Moreover, heed the Scout motto: "Be prepared." It's not enough to have good gear. You have to use it properly. And you have to know its limitations. The young men on Marcy were dehydrated at the end of their ordeal. Why? Because most water's frozen on winter peaks, and winter air is very dry. Every breath sucks moisture away from your capillaries. Even though Tamia and I aren't often plowing through drifts, we drink more water in winter than we do in high summer. (How do we know? Because every gallon we drink has to be hauled into our cabin.) But the two young men on Marcy had a stove. They should have been able to melt ice and snow easily. Why didn't they, then? I don't know. Maybe the stove wasn't working. Maybe they ran out of fuel. Maybe they started to panic and simply didn't stop for a mug-up. Whatever the reason, the fact remains that these young men couldn't cope with one of the most common problems of winter backcountry travel.
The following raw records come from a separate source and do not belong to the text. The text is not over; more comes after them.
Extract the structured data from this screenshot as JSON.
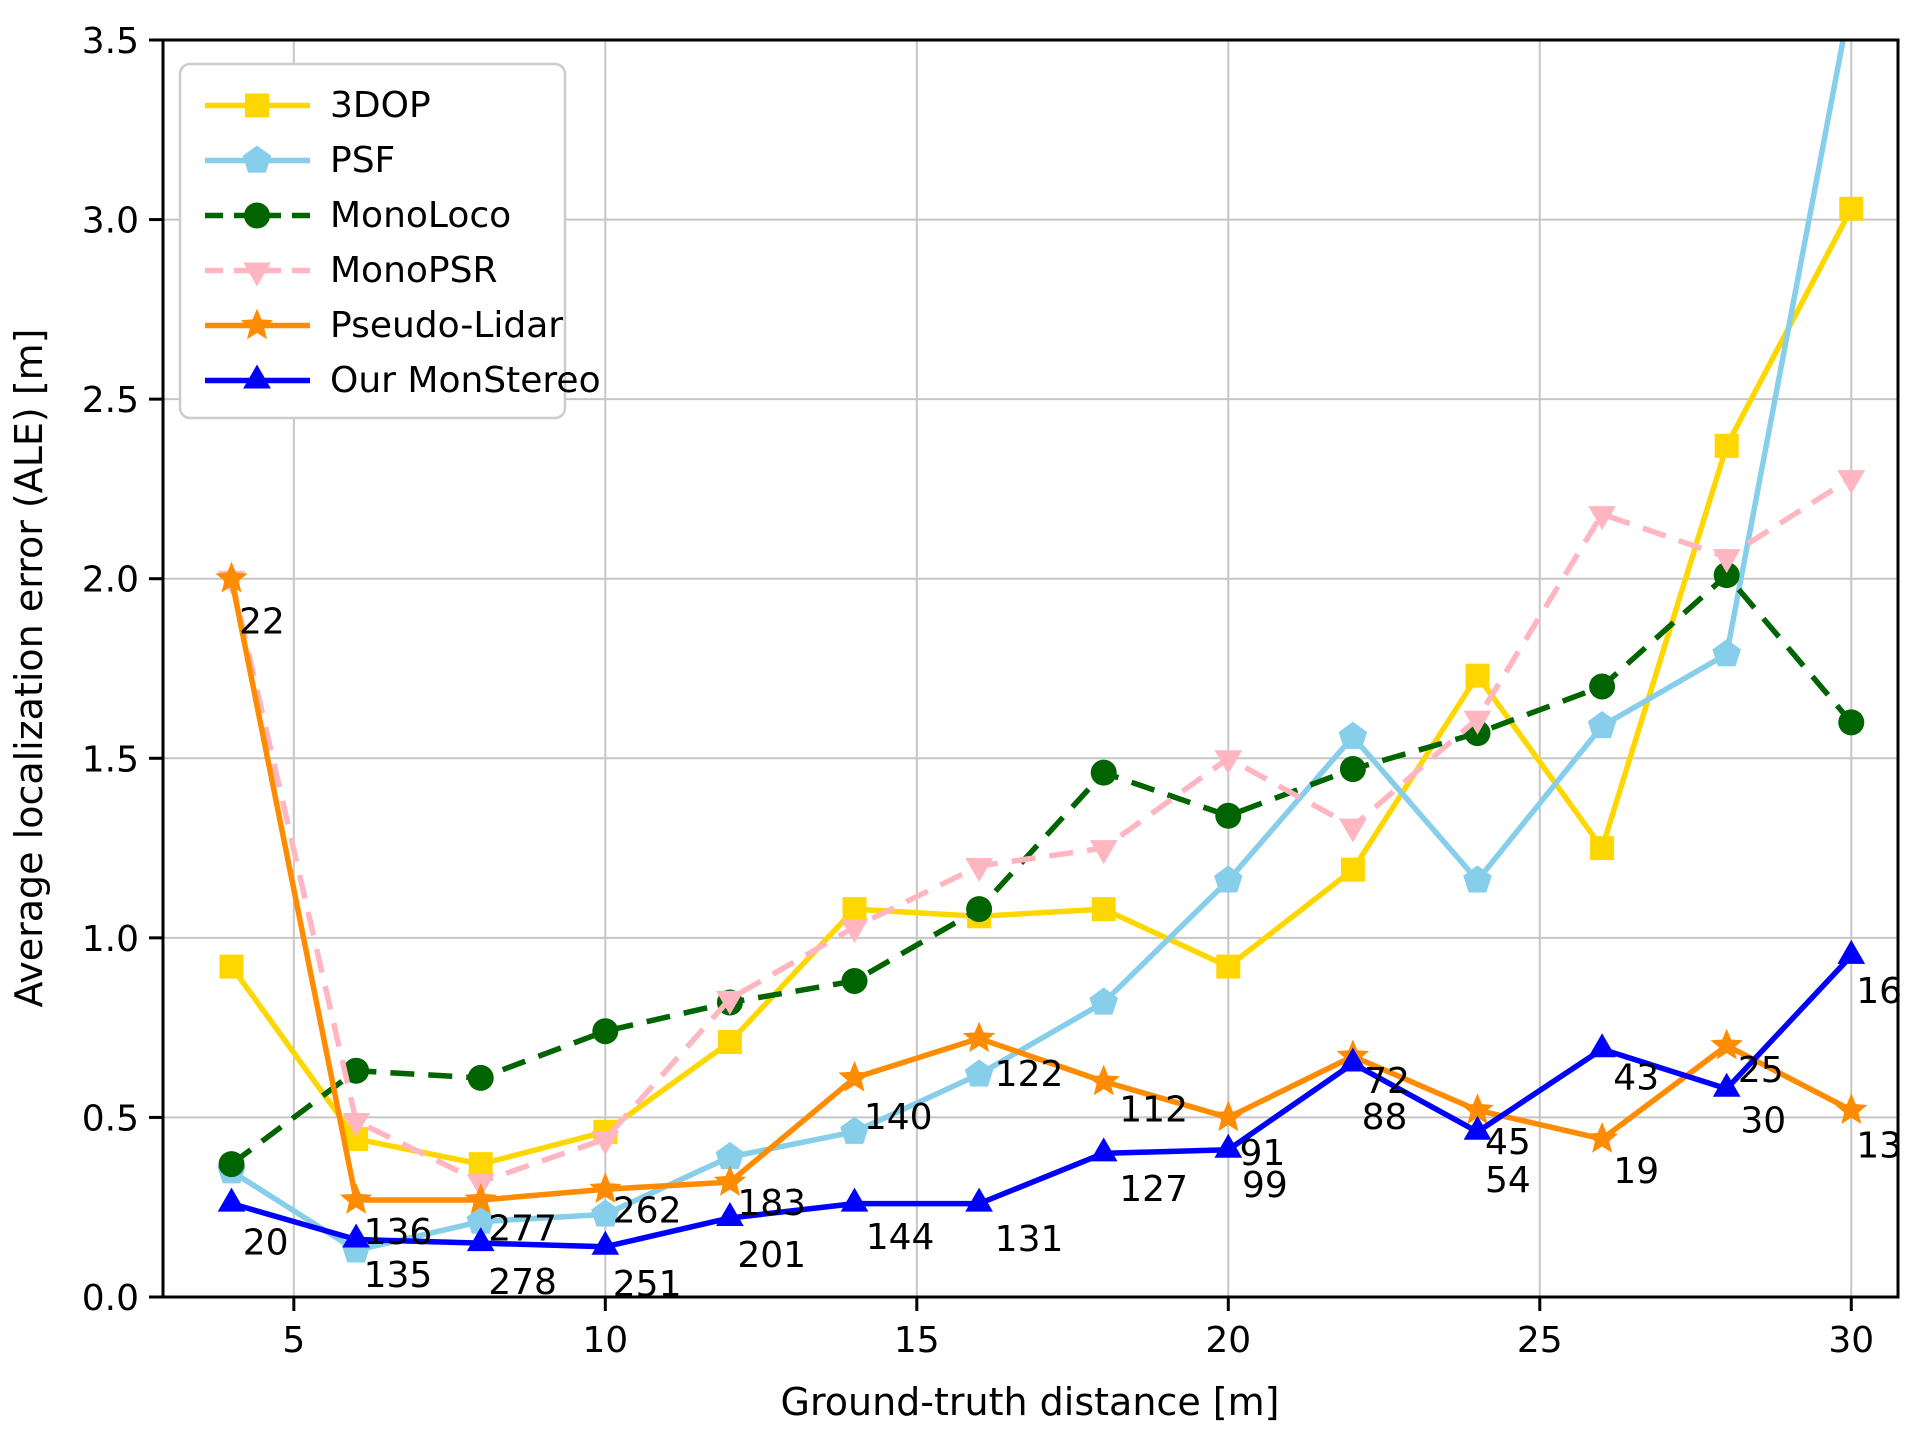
{
  "chart_data": {
    "type": "line",
    "title": "",
    "xlabel": "Ground-truth distance [m]",
    "ylabel": "Average localization error (ALE) [m]",
    "x": [
      4,
      6,
      8,
      10,
      12,
      14,
      16,
      18,
      20,
      22,
      24,
      26,
      28,
      30
    ],
    "xlim": [
      2.9,
      30.75
    ],
    "ylim": [
      0,
      3.5
    ],
    "xticks": [
      5,
      10,
      15,
      20,
      25,
      30
    ],
    "xtick_labels": [
      "5",
      "10",
      "15",
      "20",
      "25",
      "30"
    ],
    "yticks": [
      0.0,
      0.5,
      1.0,
      1.5,
      2.0,
      2.5,
      3.0,
      3.5
    ],
    "ytick_labels": [
      "0.0",
      "0.5",
      "1.0",
      "1.5",
      "2.0",
      "2.5",
      "3.0",
      "3.5"
    ],
    "grid": true,
    "grid_color": "#c6c6c6",
    "legend_position": "upper-left",
    "series": [
      {
        "name": "3DOP",
        "color": "#FFD700",
        "marker": "square",
        "dash": "solid",
        "values": [
          0.92,
          0.44,
          0.37,
          0.46,
          0.71,
          1.08,
          1.06,
          1.08,
          0.92,
          1.19,
          1.73,
          1.25,
          2.37,
          3.03
        ]
      },
      {
        "name": "PSF",
        "color": "#87CEEB",
        "marker": "pentagon",
        "dash": "solid",
        "values": [
          0.35,
          0.13,
          0.21,
          0.23,
          0.39,
          0.46,
          0.62,
          0.82,
          1.16,
          1.56,
          1.16,
          1.59,
          1.79,
          3.62
        ]
      },
      {
        "name": "MonoLoco",
        "color": "#006400",
        "marker": "circle",
        "dash": "dashed",
        "values": [
          0.37,
          0.63,
          0.61,
          0.74,
          0.82,
          0.88,
          1.08,
          1.46,
          1.34,
          1.47,
          1.57,
          1.7,
          2.01,
          1.6
        ]
      },
      {
        "name": "MonoPSR",
        "color": "#FFB6C1",
        "marker": "triangle-down",
        "dash": "dashed",
        "values": [
          2.0,
          0.49,
          0.32,
          0.44,
          0.83,
          1.03,
          1.2,
          1.25,
          1.5,
          1.31,
          1.61,
          2.18,
          2.06,
          2.28
        ]
      },
      {
        "name": "Pseudo-Lidar",
        "color": "#FF8C00",
        "marker": "star",
        "dash": "solid",
        "values": [
          2.0,
          0.27,
          0.27,
          0.3,
          0.32,
          0.61,
          0.72,
          0.6,
          0.5,
          0.67,
          0.52,
          0.44,
          0.7,
          0.52
        ]
      },
      {
        "name": "Our MonStereo",
        "color": "#0000FF",
        "marker": "triangle-up",
        "dash": "solid",
        "values": [
          0.26,
          0.16,
          0.15,
          0.14,
          0.22,
          0.26,
          0.26,
          0.4,
          0.41,
          0.65,
          0.46,
          0.69,
          0.58,
          0.95
        ]
      }
    ],
    "annotations": [
      {
        "text": "22",
        "series": "Pseudo-Lidar",
        "x": 4.12,
        "y": 1.88
      },
      {
        "text": "136",
        "series": "Pseudo-Lidar",
        "x": 6.12,
        "y": 0.18
      },
      {
        "text": "277",
        "series": "Pseudo-Lidar",
        "x": 8.12,
        "y": 0.19
      },
      {
        "text": "262",
        "series": "Pseudo-Lidar",
        "x": 10.12,
        "y": 0.24
      },
      {
        "text": "183",
        "series": "Pseudo-Lidar",
        "x": 12.12,
        "y": 0.26
      },
      {
        "text": "140",
        "series": "Pseudo-Lidar",
        "x": 14.15,
        "y": 0.5
      },
      {
        "text": "122",
        "series": "Pseudo-Lidar",
        "x": 16.25,
        "y": 0.62
      },
      {
        "text": "112",
        "series": "Pseudo-Lidar",
        "x": 18.25,
        "y": 0.52
      },
      {
        "text": "91",
        "series": "Pseudo-Lidar",
        "x": 20.18,
        "y": 0.4
      },
      {
        "text": "72",
        "series": "Pseudo-Lidar",
        "x": 22.18,
        "y": 0.6
      },
      {
        "text": "45",
        "series": "Pseudo-Lidar",
        "x": 24.12,
        "y": 0.43
      },
      {
        "text": "19",
        "series": "Pseudo-Lidar",
        "x": 26.18,
        "y": 0.35
      },
      {
        "text": "25",
        "series": "Pseudo-Lidar",
        "x": 28.18,
        "y": 0.63
      },
      {
        "text": "13",
        "series": "Pseudo-Lidar",
        "x": 30.08,
        "y": 0.42
      },
      {
        "text": "20",
        "series": "Our MonStereo",
        "x": 4.18,
        "y": 0.15
      },
      {
        "text": "135",
        "series": "Our MonStereo",
        "x": 6.12,
        "y": 0.06
      },
      {
        "text": "278",
        "series": "Our MonStereo",
        "x": 8.12,
        "y": 0.04
      },
      {
        "text": "251",
        "series": "Our MonStereo",
        "x": 10.12,
        "y": 0.035
      },
      {
        "text": "201",
        "series": "Our MonStereo",
        "x": 12.12,
        "y": 0.115
      },
      {
        "text": "144",
        "series": "Our MonStereo",
        "x": 14.18,
        "y": 0.165
      },
      {
        "text": "131",
        "series": "Our MonStereo",
        "x": 16.25,
        "y": 0.16
      },
      {
        "text": "127",
        "series": "Our MonStereo",
        "x": 18.25,
        "y": 0.3
      },
      {
        "text": "99",
        "series": "Our MonStereo",
        "x": 20.22,
        "y": 0.31
      },
      {
        "text": "88",
        "series": "Our MonStereo",
        "x": 22.14,
        "y": 0.5
      },
      {
        "text": "54",
        "series": "Our MonStereo",
        "x": 24.12,
        "y": 0.325
      },
      {
        "text": "43",
        "series": "Our MonStereo",
        "x": 26.18,
        "y": 0.61
      },
      {
        "text": "30",
        "series": "Our MonStereo",
        "x": 28.22,
        "y": 0.49
      },
      {
        "text": "16",
        "series": "Our MonStereo",
        "x": 30.08,
        "y": 0.85
      }
    ]
  }
}
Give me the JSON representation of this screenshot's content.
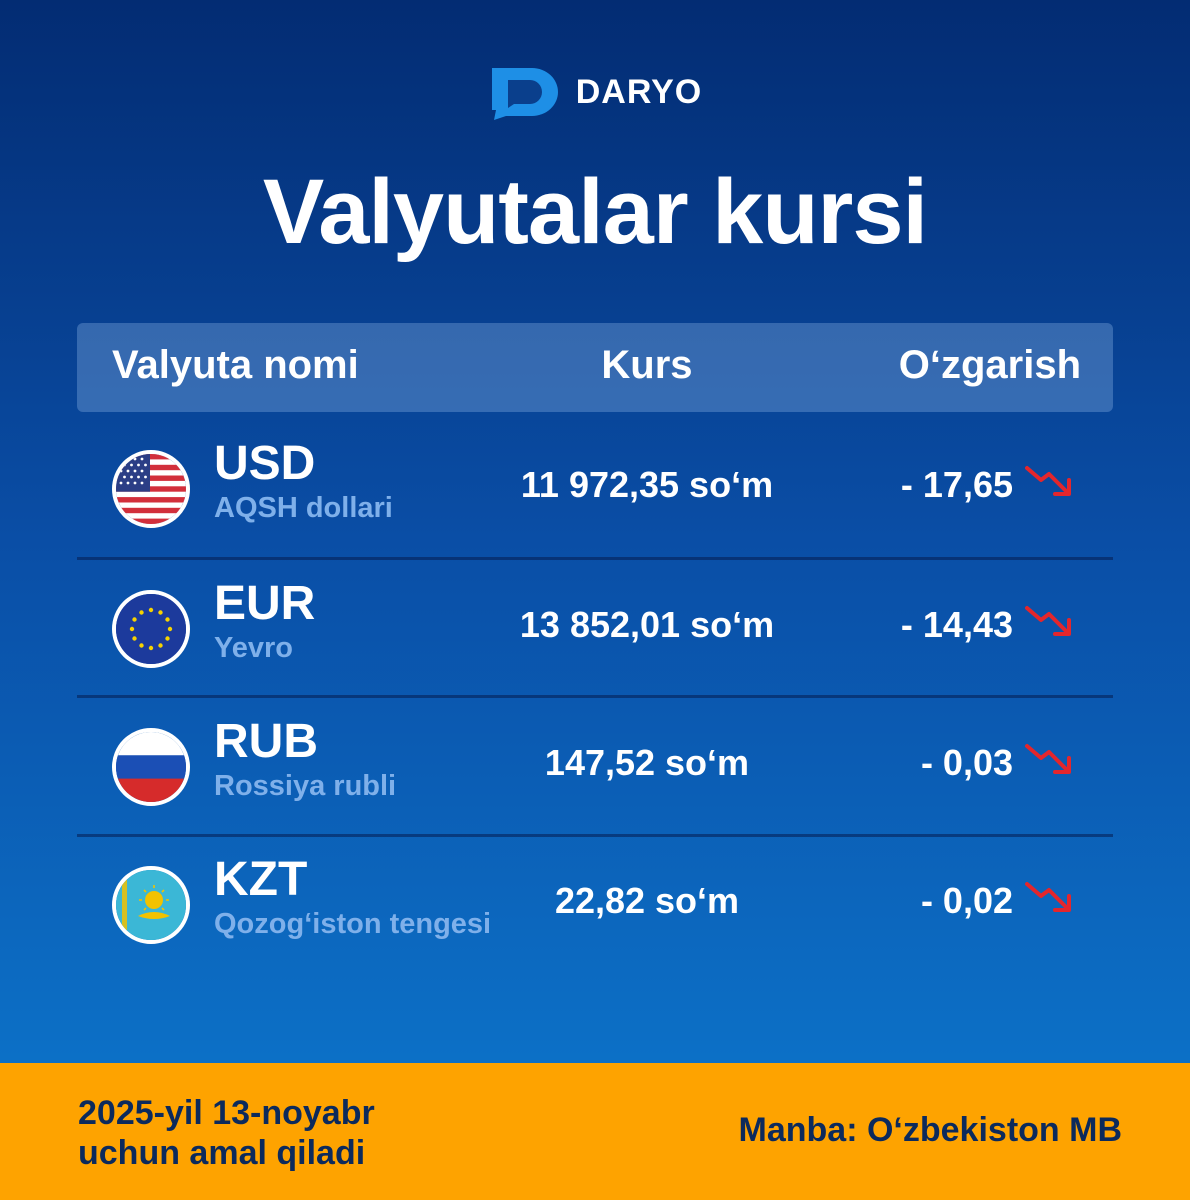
{
  "brand": {
    "name": "DARYO"
  },
  "title": "Valyutalar kursi",
  "table": {
    "headers": {
      "name": "Valyuta nomi",
      "rate": "Kurs",
      "change": "O‘zgarish"
    },
    "rows": [
      {
        "code": "USD",
        "name": "AQSH dollari",
        "rate": "11 972,35 so‘m",
        "change": "- 17,65",
        "trend": "down",
        "flag_icon": "us-flag-icon"
      },
      {
        "code": "EUR",
        "name": "Yevro",
        "rate": "13 852,01 so‘m",
        "change": "- 14,43",
        "trend": "down",
        "flag_icon": "eu-flag-icon"
      },
      {
        "code": "RUB",
        "name": "Rossiya rubli",
        "rate": "147,52 so‘m",
        "change": "- 0,03",
        "trend": "down",
        "flag_icon": "ru-flag-icon"
      },
      {
        "code": "KZT",
        "name": "Qozog‘iston tengesi",
        "rate": "22,82 so‘m",
        "change": "- 0,02",
        "trend": "down",
        "flag_icon": "kz-flag-icon"
      }
    ]
  },
  "footer": {
    "date_line1": "2025-yil 13-noyabr",
    "date_line2": "uchun amal qiladi",
    "source": "Manba: O‘zbekiston MB"
  },
  "colors": {
    "background_top": "#032c73",
    "background_bottom": "#0d79cf",
    "footer": "#fea300",
    "footer_text": "#0c2a5c",
    "trend_down": "#e4262c",
    "subtitle": "#7fb0ea"
  }
}
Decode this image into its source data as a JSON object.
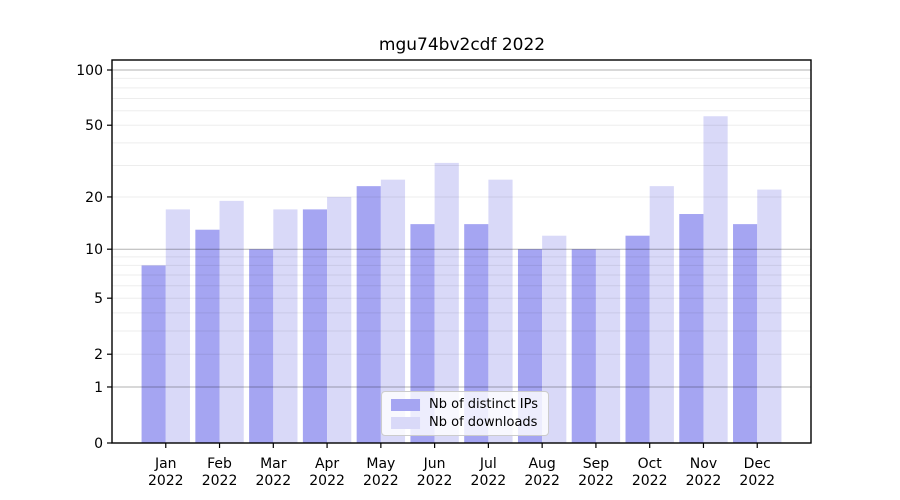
{
  "title": "mgu74bv2cdf 2022",
  "colors": {
    "ips_bar": "#a5a5f2",
    "downloads_bar": "#d9d9f8",
    "major_gridline": "rgba(0,0,0,0.30)",
    "minor_gridline": "rgba(0,0,0,0.07)",
    "axis": "#000000"
  },
  "legend": {
    "entries": [
      "Nb of distinct IPs",
      "Nb of downloads"
    ],
    "position": "lower center"
  },
  "chart_data": {
    "type": "bar",
    "title": "mgu74bv2cdf 2022",
    "categories": [
      "Jan 2022",
      "Feb 2022",
      "Mar 2022",
      "Apr 2022",
      "May 2022",
      "Jun 2022",
      "Jul 2022",
      "Aug 2022",
      "Sep 2022",
      "Oct 2022",
      "Nov 2022",
      "Dec 2022"
    ],
    "x_tick_months": [
      "Jan",
      "Feb",
      "Mar",
      "Apr",
      "May",
      "Jun",
      "Jul",
      "Aug",
      "Sep",
      "Oct",
      "Nov",
      "Dec"
    ],
    "x_tick_year": "2022",
    "series": [
      {
        "name": "Nb of distinct IPs",
        "color": "#a5a5f2",
        "values": [
          8,
          13,
          10,
          17,
          23,
          14,
          14,
          10,
          10,
          12,
          16,
          14
        ]
      },
      {
        "name": "Nb of downloads",
        "color": "#d9d9f8",
        "values": [
          17,
          19,
          17,
          20,
          25,
          31,
          25,
          12,
          10,
          23,
          56,
          22
        ]
      }
    ],
    "xlabel": "",
    "ylabel": "",
    "yscale": "log1p",
    "ylim": [
      0,
      113
    ],
    "yticks": [
      0,
      1,
      2,
      5,
      10,
      20,
      50,
      100
    ],
    "major_grid_values": [
      1,
      10,
      100
    ],
    "minor_grid_values": [
      2,
      3,
      4,
      5,
      6,
      7,
      8,
      9,
      20,
      30,
      40,
      50,
      60,
      70,
      80,
      90
    ],
    "grid": true,
    "legend_position": "lower center"
  }
}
Nor did they have enough food. Tamia and I take several days' worth of concentrated food—chocolate and hard candy, mostly—whenever we go for a winter walk, even if we're only going into the woods behind our cabin. Neither of us would think of heading up Marcy in winter without at least three days' rations in our packs.

And what about the young mens' snowshoes? The little metal-frame bearpaws used by climbers are almost useless in deep drifts. If you're going out to bag a couple of winter peaks, and if you're smart, you'll bring snowshoes suited to all conditions that you might encounter on (and off) the trail. A nuisance? Certainly. But not as much of a nuisance as three days spent floundering through hip-deep snow on the flanks of a mountain.

Be prepared. It's very good advice. But what if, despite your best efforts, you're not prepared? What then? At the first sign of trouble, heed the still, small voice in your ear, whispering caution. Turn round. Come back another day.

Simple, isn't it? Yet it's one of the hardest things for most of us to do. Pride is involved, of course. It's hard even for an over-the-hill hack like me to heed that still, small voice. It's all but impossible for a fit young man or woman. But it's important all the same. Nature doesn't care what happens to you or me. She kills the unprepared every day, in all seasons of the year, whatever their age or promise. She's neither malevolent nor kindly. She just is. And she won't respond to threats or flattery. You're either prepared or you're not. If you are, you'll get where you're going and get out again, and probably have a good time in the process. If you're not, though, you'll likely have an "adventure"—if you're lucky. And if you're not lucky? Then you'll die.

That's a very high price to pay for stubborn pride or inattention. Happily, though, it's easy to be smart. Winter or summer, whether on a mountain or a river, simply heed the still, small voice. And always be prepared. Take what you need—or might need—and know how to use what you take. Don't depend on the kindness of strangers, either. Listen to the experts, to be sure, but never forget whose ass is on the line. Someday you'll be glad you remembered.